Narrative: No one dared // Disturb the sound of silence
WHO: Jack Cavanaugh
WHEN: Somewhere this summer
WHERE: Afghanistan & Wisconsin
She was screaming.
A bomb had gone off by the side of the road, she remembered. Fire, heat and most of all pain. Shrapnel making a thousand little cuts on her face, her hands, some of it even slicing through her protective gear. The car she had been in had toppled over, but she could not quite recall that. Just pain and then… nothing.
And then there was this man, dressed in a tweed suit, looking utterly out of place in the mountains of Afghanistan. She had looked up at him, her vision blurry, while around them soldiers ran about, following barked orders. It did not make sense, none of it made sense. She was outside of the car. Had she been thrown out – had she…?
He kneeled by her side and now she could make out his face. He looked so sad, she realized, but he still could spare a smile for her. “Hi, Sarah.” His voice was low and soothing, like a comforting melody during a wake.
“How…” It seemed as if her voice was ragged, but then she realized the trick of using it again. “How do you know my name?”
“Part of the job,” he said, and despite all the consternation around her, she could hear his voice as clear as glass.
“What – I don’t understand…”
“I’m sorry to tell you this, my dear, but you’re dead.”
Her reaction was a disbelieving chuckle as she sat up. Obviously, she was not dead: she was still there. While she held some notions about what death might entail – in fact, she was sure every soldier in the service had some notions about that – it was not this… this weirdness. “I’m not dead!”
He gave her a resigned, weary smile. “I assure you, you are. And I will show you.”
Jack recognized this. When they were young and died in an accident or incident, they rarely believed they were dead. Why would they? They were invincible. Those who had been sick or old, they often realized it on their own. But the good who died young? They required some evidence.

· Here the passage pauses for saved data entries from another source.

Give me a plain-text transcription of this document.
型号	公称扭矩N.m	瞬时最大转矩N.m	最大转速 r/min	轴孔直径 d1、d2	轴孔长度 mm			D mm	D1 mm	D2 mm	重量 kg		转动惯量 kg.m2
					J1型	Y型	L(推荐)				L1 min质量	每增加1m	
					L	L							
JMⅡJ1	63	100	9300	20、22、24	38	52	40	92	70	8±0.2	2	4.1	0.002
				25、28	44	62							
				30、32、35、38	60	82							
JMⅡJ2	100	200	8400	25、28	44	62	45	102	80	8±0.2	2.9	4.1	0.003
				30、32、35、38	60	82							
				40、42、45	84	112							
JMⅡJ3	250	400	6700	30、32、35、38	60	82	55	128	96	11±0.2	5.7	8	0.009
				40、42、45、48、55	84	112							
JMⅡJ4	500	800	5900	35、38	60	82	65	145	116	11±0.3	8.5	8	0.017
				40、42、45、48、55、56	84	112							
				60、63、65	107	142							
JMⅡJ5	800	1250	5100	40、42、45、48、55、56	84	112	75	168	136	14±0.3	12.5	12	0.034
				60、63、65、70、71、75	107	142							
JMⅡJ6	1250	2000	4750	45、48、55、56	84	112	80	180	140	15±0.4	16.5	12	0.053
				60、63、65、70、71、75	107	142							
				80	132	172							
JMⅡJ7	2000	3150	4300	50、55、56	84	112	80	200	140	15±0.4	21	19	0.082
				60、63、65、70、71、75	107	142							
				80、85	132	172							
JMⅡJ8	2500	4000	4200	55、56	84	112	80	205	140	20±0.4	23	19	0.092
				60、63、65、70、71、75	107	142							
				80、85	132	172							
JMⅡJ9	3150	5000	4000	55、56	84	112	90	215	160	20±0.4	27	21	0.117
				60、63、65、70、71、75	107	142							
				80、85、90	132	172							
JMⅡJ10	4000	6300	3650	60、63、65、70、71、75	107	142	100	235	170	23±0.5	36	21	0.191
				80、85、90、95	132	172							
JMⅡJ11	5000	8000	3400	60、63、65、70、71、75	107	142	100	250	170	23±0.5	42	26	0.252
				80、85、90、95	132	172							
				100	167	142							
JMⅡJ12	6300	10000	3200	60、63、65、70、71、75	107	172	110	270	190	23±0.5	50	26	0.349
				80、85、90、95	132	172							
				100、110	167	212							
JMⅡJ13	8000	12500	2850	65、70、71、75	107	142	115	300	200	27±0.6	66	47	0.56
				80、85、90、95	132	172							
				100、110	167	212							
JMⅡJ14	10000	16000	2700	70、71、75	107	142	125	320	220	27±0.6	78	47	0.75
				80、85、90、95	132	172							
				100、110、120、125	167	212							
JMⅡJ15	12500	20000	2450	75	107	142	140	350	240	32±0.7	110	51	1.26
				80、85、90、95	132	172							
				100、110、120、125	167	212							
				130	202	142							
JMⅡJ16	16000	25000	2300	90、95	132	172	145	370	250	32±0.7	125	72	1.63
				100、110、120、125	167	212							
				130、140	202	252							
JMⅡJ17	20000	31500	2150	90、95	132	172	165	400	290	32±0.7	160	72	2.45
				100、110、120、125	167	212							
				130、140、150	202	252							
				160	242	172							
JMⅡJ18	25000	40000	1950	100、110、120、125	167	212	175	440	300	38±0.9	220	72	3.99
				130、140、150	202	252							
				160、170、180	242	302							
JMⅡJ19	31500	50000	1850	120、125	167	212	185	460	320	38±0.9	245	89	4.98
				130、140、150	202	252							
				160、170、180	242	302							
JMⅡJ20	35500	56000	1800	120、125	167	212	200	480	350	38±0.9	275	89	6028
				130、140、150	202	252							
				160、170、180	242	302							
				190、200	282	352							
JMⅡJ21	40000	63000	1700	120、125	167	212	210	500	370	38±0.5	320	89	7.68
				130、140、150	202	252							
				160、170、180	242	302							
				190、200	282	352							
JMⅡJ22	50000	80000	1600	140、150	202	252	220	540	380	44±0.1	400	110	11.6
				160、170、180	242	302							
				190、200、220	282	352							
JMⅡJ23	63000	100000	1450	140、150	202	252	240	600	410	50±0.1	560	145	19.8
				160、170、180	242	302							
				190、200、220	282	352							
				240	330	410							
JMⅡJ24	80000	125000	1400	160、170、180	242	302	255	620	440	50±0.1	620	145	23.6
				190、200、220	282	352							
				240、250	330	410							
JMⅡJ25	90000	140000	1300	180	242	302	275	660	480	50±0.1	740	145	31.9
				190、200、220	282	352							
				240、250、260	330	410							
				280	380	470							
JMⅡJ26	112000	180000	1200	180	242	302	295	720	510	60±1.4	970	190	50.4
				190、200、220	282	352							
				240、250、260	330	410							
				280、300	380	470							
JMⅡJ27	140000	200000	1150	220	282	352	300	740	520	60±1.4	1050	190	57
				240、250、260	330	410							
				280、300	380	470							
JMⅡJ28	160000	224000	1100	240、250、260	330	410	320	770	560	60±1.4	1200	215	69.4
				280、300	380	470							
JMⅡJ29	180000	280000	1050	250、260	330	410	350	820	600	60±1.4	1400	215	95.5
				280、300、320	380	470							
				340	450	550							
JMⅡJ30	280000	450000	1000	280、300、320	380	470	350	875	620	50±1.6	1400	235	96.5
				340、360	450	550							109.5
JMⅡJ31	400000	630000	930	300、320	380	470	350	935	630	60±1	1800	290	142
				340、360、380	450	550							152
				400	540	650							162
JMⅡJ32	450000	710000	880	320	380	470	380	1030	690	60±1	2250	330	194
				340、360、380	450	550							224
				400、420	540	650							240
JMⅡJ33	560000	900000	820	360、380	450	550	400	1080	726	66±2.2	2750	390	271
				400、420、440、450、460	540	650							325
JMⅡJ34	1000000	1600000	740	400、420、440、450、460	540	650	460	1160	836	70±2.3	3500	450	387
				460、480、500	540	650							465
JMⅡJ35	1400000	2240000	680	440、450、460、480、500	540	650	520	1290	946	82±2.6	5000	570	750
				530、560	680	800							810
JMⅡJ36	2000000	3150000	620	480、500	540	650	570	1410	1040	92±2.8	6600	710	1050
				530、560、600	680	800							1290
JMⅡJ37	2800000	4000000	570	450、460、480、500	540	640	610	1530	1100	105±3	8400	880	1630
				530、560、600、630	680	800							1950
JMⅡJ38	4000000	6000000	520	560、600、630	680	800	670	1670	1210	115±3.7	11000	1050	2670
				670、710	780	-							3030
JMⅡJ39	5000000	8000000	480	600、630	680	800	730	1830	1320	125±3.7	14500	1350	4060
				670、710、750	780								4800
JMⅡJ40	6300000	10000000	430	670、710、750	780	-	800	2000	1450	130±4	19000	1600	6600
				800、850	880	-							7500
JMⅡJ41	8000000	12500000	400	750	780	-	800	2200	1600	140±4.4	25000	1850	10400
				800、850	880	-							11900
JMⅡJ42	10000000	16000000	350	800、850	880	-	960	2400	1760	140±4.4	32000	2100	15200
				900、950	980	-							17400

For Sarah, it was enough to realize that she was no longer a part of this world – she could move through people – and the sight of her own body. The memory of the bomb, of being torn apart… Jack put an arm around her shoulder when she started crying, and she buried her face against the chest of the tall, lanky gentleman. When she had calmed down a little, she asked: “But who are you?”
“I’m a banshee,” he replied. “Due to your Irish heritage, you get one of those to help you cross over.”
“Can you—My boyfriend, I’ve got to tell him…”
Jack shook his head with a compassionate sense of finality. “I’m sorry, but I can’t do that. It’s against the rules. But I’m sure he knew you loved him.”
“My sister, she just had a baby girl, she…”
“And she will tell your niece all about her brave aunt Sarah when she grows up. But you’re dead, dear. They will mourn you and then, slowly, they will move on, until they move past their grief and are left with fond memories. And perhaps, when it is their time, you will see them again. But if you start leaving messages… If you start haunting them…”
Sarah nodded. She understood, or at least, she thought she did. And then she asked: “And what now?”
“Now you move on to a better place.”
“How do you know?”
Jack grinned knowingly. “Because someone made sure I would be here to help you pass on. Your soul is precious, somebody wanted to preserve it. It’s a bit of a leap of faith, but I think you’ve always been good at those, haven’t you?”
***
Morning in Afghanistan, night in the USA. A quiet, suburban street in Wisconsin. Jack mused that a bigger contrast could not be possible. He sighed, feeling bleary and a little rough around the edges. Jack used to believe that at one point, you would get used to it, that the longer you were a banshee, the easier it would get it. The young ones, the desperate ones, the ones that felt that what they got – one lifetime, nothing more – was not enough. But it never got easy.
He wondered if it should. Maybe the day that he started seeing it as a job, as something that just needed to be done, was the day he would be done. All banshees knew that, one day, they would also move on, but no banshee actually knew what the specifics were.
Mystery. Jack shook his head with a wry grin. In the end, all of life was just one big unknown.